2022-08-02 16:35:52 Hail: INFO: wrote table with 48565726 rows in 1639 partitions to /tmp/tfHThUiCD9m00Bz2BKBVyt
    Total size: 533.95 MiB
    * Rows: 500.28 MiB
    * Globals: 33.66 MiB
    * Smallest partition: 419 rows (3.91 KiB)
    * Largest partition:  78125 rows (840.47 KiB)
2022-08-02 16:39:12 Hail: WARN: over 400,000 edges are in the graph; maximal_independent_set may run out of memory
ERROR: (gcloud.dataproc.jobs.submit.pyspark) Job [db790e4009254d9893a4dc042d62d717] failed with error:
Google Cloud Dataproc Agent reports job failure. If logs are available, they can be found at:
https://console.cloud.google.com/dataproc/jobs/db790e4009254d9893a4dc042d62d717?project=broad-mpg-gnomad&region=us-central1
gcloud dataproc jobs wait 'db790e4009254d9893a4dc042d62d717' --region 'us-central1' --project 'broad-mpg-gnomad'
https://console.cloud.google.com/storage/browser/dataproc-faa46220-ec08-4f5b-92bd-9722e1963047-us-central1/google-cloud-dataproc-metainfo/c9402aa7-e519-41e2-b3e0-7c91dc3d72dc/jobs/db790e4009254d9893a4dc042d62d717/
gs://dataproc-faa46220-ec08-4f5b-92bd-9722e1963047-us-central1/google-cloud-dataproc-metainfo/c9402aa7-e519-41e2-b3e0-7c91dc3d72dc/jobs/db790e4009254d9893a4dc042d62d717/driveroutput
Traceback (most recent call last):
  File "/Users/kristen/miniconda3/envs/hail/bin/hailctl", line 8, in <module>
    sys.exit(main())
  File "/Users/kristen/miniconda3/envs/hail/lib/python3.7/site-packages/hailtop/hailctl/__main__.py", line 107, in main
    cli.main(args)
  File "/Users/kristen/miniconda3/envs/hail/lib/python3.7/site-packages/hailtop/hailctl/dataproc/cli.py", line 124, in main
    jmp[args.module].main(args, pass_through_args))
  File "/Users/kristen/miniconda3/envs/hail/lib/python3.7/asyncio/base_events.py", line 587, in run_until_complete
    return future.result()
  File "/Users/kristen/miniconda3/envs/hail/lib/python3.7/site-packages/hailtop/hailctl/dataproc/submit.py", line 88, in main
    gcloud.run(cmd)
  File "/Users/kristen/miniconda3/envs/hail/lib/python3.7/site-packages/hailtop/hailctl/dataproc/gcloud.py", line 9, in run
    return subprocess.check_call(["gcloud"] + command)
  File "/Users/kristen/miniconda3/envs/hail/lib/python3.7/subprocess.py", line 363, in check_call
    raise CalledProcessError(retcode, cmd)

Script:

Command:
hailctl dataproc submit kml subpop_analysis.py
–run-filter-subpop-qc
–run-subpop-pca
–high-quality
–pop mid
–overwrite
–max-proportion-mislabeled-training-samples .90

Cluster:
hailctl dataproc start kml --worker-machine-type n1-highmem-16 --num-workers 30 --init gs://gnomad-kristen/mitochondria/broad_master-init.sh --requester-pays-allow-buckets gnomad --project broad-mpg-gnomad --max-idle=30m

Can you point me to where ld_prune is being called? When I search the script you linked I don’t see it.
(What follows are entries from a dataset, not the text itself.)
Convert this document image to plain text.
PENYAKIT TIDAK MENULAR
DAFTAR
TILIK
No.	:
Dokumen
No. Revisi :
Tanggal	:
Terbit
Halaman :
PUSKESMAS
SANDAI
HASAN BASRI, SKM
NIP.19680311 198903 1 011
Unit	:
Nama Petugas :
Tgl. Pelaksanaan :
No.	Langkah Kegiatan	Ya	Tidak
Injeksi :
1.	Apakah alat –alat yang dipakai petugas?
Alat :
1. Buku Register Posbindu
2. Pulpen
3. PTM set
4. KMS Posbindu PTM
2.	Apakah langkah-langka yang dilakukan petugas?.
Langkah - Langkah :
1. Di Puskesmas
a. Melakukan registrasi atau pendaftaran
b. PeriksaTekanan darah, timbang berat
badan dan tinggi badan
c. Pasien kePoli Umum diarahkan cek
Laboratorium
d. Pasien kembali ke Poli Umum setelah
it gets called within the get_qc_mt function:

Something I might try here is, before the call to ld_prune, writing to disk and reading back with many fewer partitions (since this is after a frequency filter that removes most variants). This will allow the fast local per-partition prune to work much better, and you’ll end up with a smaller graph to prune in memory at the end.

This step runs properly after incorporating your suggestions, thank you!

great! we’re working on an overhaul of ld_prune generally that will do this automatically.